Towards In-Cabin Monitoring: A Preliminary Study on Sensors Data Collection and Analysis

TL;DR

This paper explores the integration of wearable sensors, computer vision, and radar technologies for in-cabin driver monitoring to detect drowsiness and distraction, emphasizing data fusion for improved accuracy and reliability.

Contribution

It provides a preliminary analysis of sensor data collection and fusion methods to enhance driver state detection systems in automotive safety.

Findings

Sensor data fusion improves detection accuracy.

Combining physiological and visual data increases reliability.

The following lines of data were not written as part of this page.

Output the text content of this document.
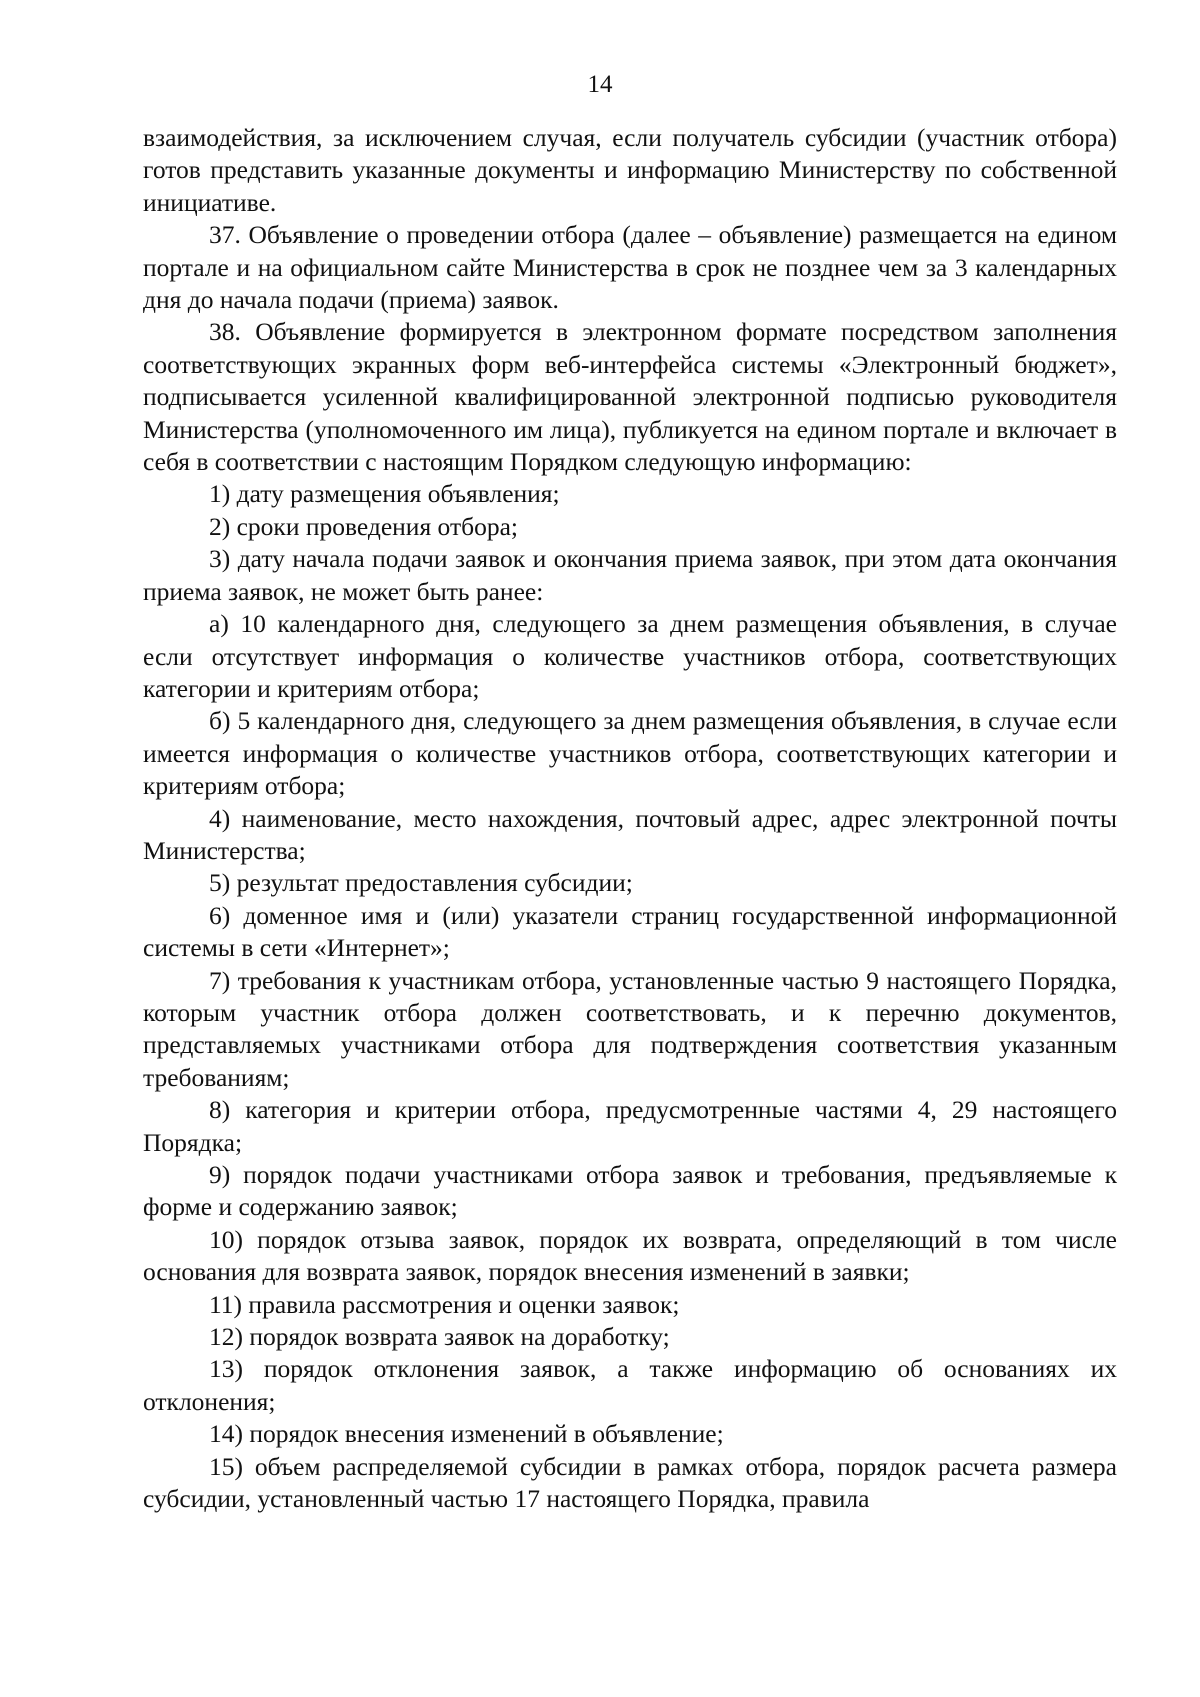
14

взаимодействия, за исключением случая, если получатель субсидии (участник отбора) готов представить указанные документы и информацию Министерству по собственной инициативе.

37. Объявление о проведении отбора (далее – объявление) размещается на едином портале и на официальном сайте Министерства в срок не позднее чем за 3 календарных дня до начала подачи (приема) заявок.

38. Объявление формируется в электронном формате посредством заполнения соответствующих экранных форм веб-интерфейса системы «Электронный бюджет», подписывается усиленной квалифицированной электронной подписью руководителя Министерства (уполномоченного им лица), публикуется на едином портале и включает в себя в соответствии с настоящим Порядком следующую информацию:

1) дату размещения объявления;

2) сроки проведения отбора;

3) дату начала подачи заявок и окончания приема заявок, при этом дата окончания приема заявок, не может быть ранее:

а) 10 календарного дня, следующего за днем размещения объявления, в случае если отсутствует информация о количестве участников отбора, соответствующих категории и критериям отбора;

б) 5 календарного дня, следующего за днем размещения объявления, в случае если имеется информация о количестве участников отбора, соответствующих категории и критериям отбора;

4) наименование, место нахождения, почтовый адрес, адрес электронной почты Министерства;

5) результат предоставления субсидии;

6) доменное имя и (или) указатели страниц государственной информационной системы в сети «Интернет»;

7) требования к участникам отбора, установленные частью 9 настоящего Порядка, которым участник отбора должен соответствовать, и к перечню документов, представляемых участниками отбора для подтверждения соответствия указанным требованиям;

8) категория и критерии отбора, предусмотренные частями 4, 29 настоящего Порядка;

9) порядок подачи участниками отбора заявок и требования, предъявляемые к форме и содержанию заявок;

10) порядок отзыва заявок, порядок их возврата, определяющий в том числе основания для возврата заявок, порядок внесения изменений в заявки;

11) правила рассмотрения и оценки заявок;

12) порядок возврата заявок на доработку;

13) порядок отклонения заявок, а также информацию об основаниях их отклонения;

14) порядок внесения изменений в объявление;

15) объем распределяемой субсидии в рамках отбора, порядок расчета размера субсидии, установленный частью 17 настоящего Порядка, правила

Preliminary framework for in-cabin monitoring established.

Abstract

The last decade's market has been characterized by wearable devices, mainly smartwatches, edge, and cloud computing. A possible application of these technologies is to improve the safety of dangerous activities, especially driving motor vehicles. Common enabling technologies, such as system-on-chip, ultra-low-power computational platforms, and wide-band wireless connectivity, push all these trends. On the one hand, wearable devices, thanks to the continuous contact with the user's body, can measure physiological parameters. On the other hand, edge computing and machine learning techniques, alongside cameras, allow the implementation of contactless computer vision systems capable of providing information about the user's current behavior. Another trend is the usage of RADARs in automotive applications, both for collision avoidance and monitoring driver behavior. These technologies can be combined to develop systems designed to aid the driver. For the sake of this paper, we are focusing on warning drivers, allowing them to know whenever they are drowsy and hence risking a sleep onset or are not paying attention to the road. Developing such systems poses many challenges, such as automatic classification of physiological signal patterns, facial expression recognition, head movements and eye gaze detection. These challenges have been individually addressed in the literature. Anyway, we noticed a need for more description on implementing data fusion. Two main reasons for adopting the fusion approach are to improve the quality of the overall representation (increasing accuracy and specificity against drowsy) and make a more reliable system due to redundancy.